The newspaper has been through turmoil in recent months, including several rounds of restructuring and layoffs, despite reporting record profits. The newspaper declined to confirm exactly how many jobs were eliminated, but they include roles in the U.S. news desk, the Washington, D.C. bureau and in audio. A new podcast, “WSJ’s Take on the Week,” which debuted in late 2023, has been canceled and its host has left the news organization.

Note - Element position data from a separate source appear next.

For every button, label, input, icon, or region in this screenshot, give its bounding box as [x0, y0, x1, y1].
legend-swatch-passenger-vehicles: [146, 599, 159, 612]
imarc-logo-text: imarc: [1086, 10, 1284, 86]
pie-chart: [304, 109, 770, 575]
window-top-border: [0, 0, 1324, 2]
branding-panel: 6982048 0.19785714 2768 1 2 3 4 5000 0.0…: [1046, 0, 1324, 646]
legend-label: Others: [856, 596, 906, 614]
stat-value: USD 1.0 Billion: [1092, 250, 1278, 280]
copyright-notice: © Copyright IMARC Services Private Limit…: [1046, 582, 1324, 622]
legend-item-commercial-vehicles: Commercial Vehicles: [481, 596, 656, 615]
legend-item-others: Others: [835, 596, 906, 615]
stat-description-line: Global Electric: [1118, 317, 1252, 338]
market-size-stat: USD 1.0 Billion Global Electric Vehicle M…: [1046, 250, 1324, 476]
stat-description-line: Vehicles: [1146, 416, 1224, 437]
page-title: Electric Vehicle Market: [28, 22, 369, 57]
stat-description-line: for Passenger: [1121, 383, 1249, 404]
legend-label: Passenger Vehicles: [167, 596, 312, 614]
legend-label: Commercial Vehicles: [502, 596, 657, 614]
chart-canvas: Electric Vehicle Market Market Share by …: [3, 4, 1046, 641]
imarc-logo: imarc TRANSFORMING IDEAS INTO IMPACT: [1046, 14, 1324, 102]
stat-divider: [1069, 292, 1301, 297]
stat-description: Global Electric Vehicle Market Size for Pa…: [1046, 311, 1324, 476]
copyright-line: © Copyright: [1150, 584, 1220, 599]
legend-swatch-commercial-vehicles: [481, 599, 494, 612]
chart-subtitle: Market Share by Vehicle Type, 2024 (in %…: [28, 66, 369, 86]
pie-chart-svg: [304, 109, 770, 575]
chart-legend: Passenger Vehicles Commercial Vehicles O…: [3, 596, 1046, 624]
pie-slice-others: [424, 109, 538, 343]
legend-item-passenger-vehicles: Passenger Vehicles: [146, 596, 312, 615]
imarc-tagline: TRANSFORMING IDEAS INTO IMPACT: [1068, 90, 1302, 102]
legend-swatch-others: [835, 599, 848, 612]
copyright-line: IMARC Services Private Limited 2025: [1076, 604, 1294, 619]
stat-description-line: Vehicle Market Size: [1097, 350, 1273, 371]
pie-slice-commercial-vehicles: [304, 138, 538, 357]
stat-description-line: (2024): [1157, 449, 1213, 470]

Some questioned the protracted nature of the cuts and editor-in-chief Emma Tucker’s vision for the news organization. Tucker, who will become the first woman to lead the 135-year-old publication in 2023, has been consistent at least in what she says needs to change at the paper. She focuses – occasionally to the irritation of the newsroom – on audience data and has pushed for the newspaper’s work to be less rigid, more accessible and more engaging for a wider audience.
The branded campaign — which features gold bars, mushrooms and hot dogs — seems to fit Tucker’s mandate for more upbeat coverage. Dousie described the ads released on Tuesday as “very much the 1st phase” of what the newspaper hopes to implement.
“This campaign will not be temporary. This is an identity and a campaign line that should exist for many years”, this Dousie. “I always compare election season to our Super Bowl moment — and this [eleição] is obviously a big one. How ‘It’s Your Business’ translates into an electoral context will be very important to us.”
Sarah Scire is a deputy editor at Nieman Lab. Previously, she worked at Columbia University’s Tow Center for Digital Journalism, Farrar, Straus and Giroux, and The New York Times.
Text translated by Bárbara Pinheiro. Read the original in English.